Configuration for Windows
If you are using Windows, you might need to configure synf.toml to use powershell for running some commands, depending on how programming language is installed for you.
For example Node.js developers would have problems with npm since it might be provided as a cmd script rather than an executable. You can configure synf.toml to use powershell for running npm:
[build]
command = "powershell"
args = ["npm run build"]
Installation
Windows with Scoop
scoop install https://raw.githubusercontent.com/strowk/synf/main/scoop/synf.json
, or if you already have it installed with scoop:
scoop update synf
With bash script
In bash shell run:
curl -s https://raw.githubusercontent.com/strowk/synf/main/install.sh | bash
Should work in Linux bash, Windows Git Bash and MacOS.
For Windows users: you might need to start Git Bash from Administrator.
Disabling sudo
By default the script would try to install synf to /usr/local/bin and would require sudo rights for that,
but you can disable this behavior by setting NO_SUDO environment variable:
curl -s https://raw.githubusercontent.com/strowk/synf/main/install.sh | NO_SUDO=1 bash
Sudo is disabled by default for Windows Git Bash.
Manually
Head to latest release, download archive for your OS/arch, unpack it and put binary somewhere in your PATH.
From sources
If your system/architecture is not supported by the script above,
you can install Rust and install synf from sources:
git clone https://github.com/strowk/synf
cargo install --path ./synf
Under the hood
Initialization
When client connects to server, it sends initialization request that would look f.e like this:
{
"jsonrpc": "2.0",
"id": 1,
"method": "initialize",
"params": {
"protocolVersion": "2024-11-05",
"capabilities": {},
"clientInfo": {
"name": "ExampleClient",
"version": "1.0.0"
}
}
}
synf would cache this request and repeat it after server restart, while also dropping the response from server, since the client already received it.
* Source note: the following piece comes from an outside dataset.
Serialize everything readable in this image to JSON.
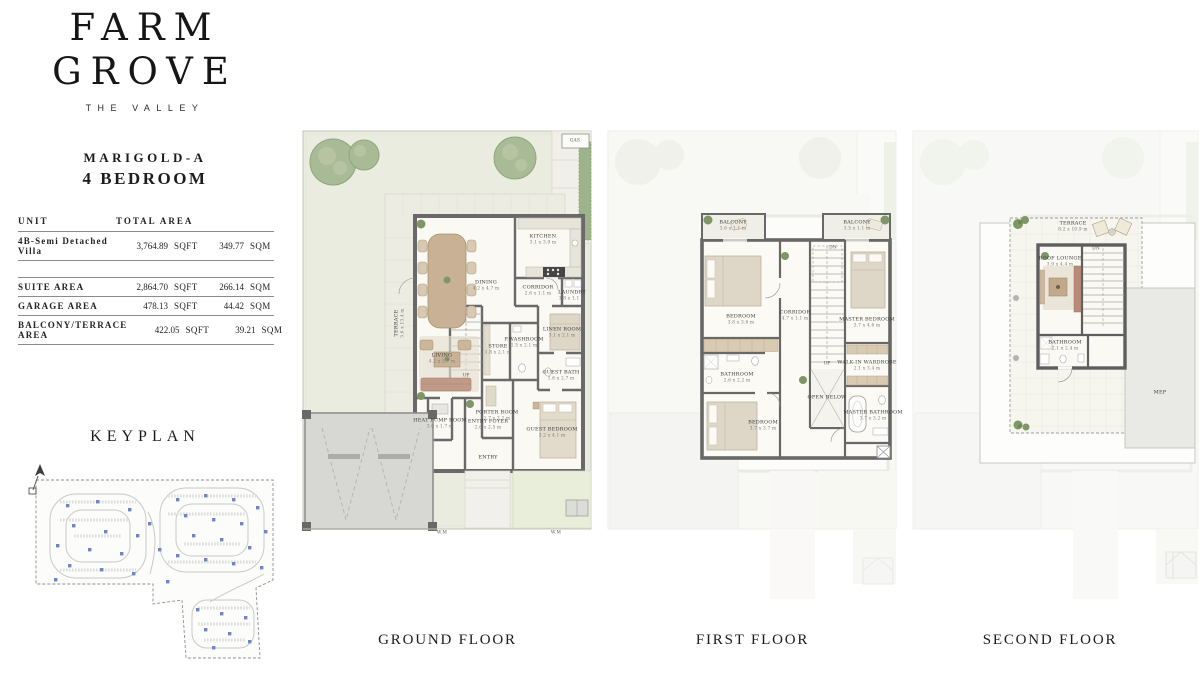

On first run client also would send initialized notification looking like this:
{
"jsonrpc": "2.0",
"method": "notifications/initialized"
}
When server restarted, synf would send same notification to server after initialization response is dropped.
List Changed
After server restarts, it might have new tools, prompts or resources.
synf would notify client to repeat requests by sending such notifications:
Note that some clients might be bugged at the moment and would ignore these notifications, so you might need to manually restart them until the client is following specification correctly.
Subscriptions
The protocol supports optional subscriptions to resource changes.
Clients can subscribe to specific resources and receive notifications when they change:
Subscribe Request:
{
"jsonrpc": "2.0",
"id": 4,
"method": "resources/subscribe",
"params": {
"uri": "file:///project/src/main.rs"
}
}
Update Notification:
{
"jsonrpc": "2.0",
"method": "notifications/resources/updated",
"params": {
"uri": "file:///project/src/main.rs"
}
}
synf can cache the resources subscribed to and would resend the subscriptions to server after restart.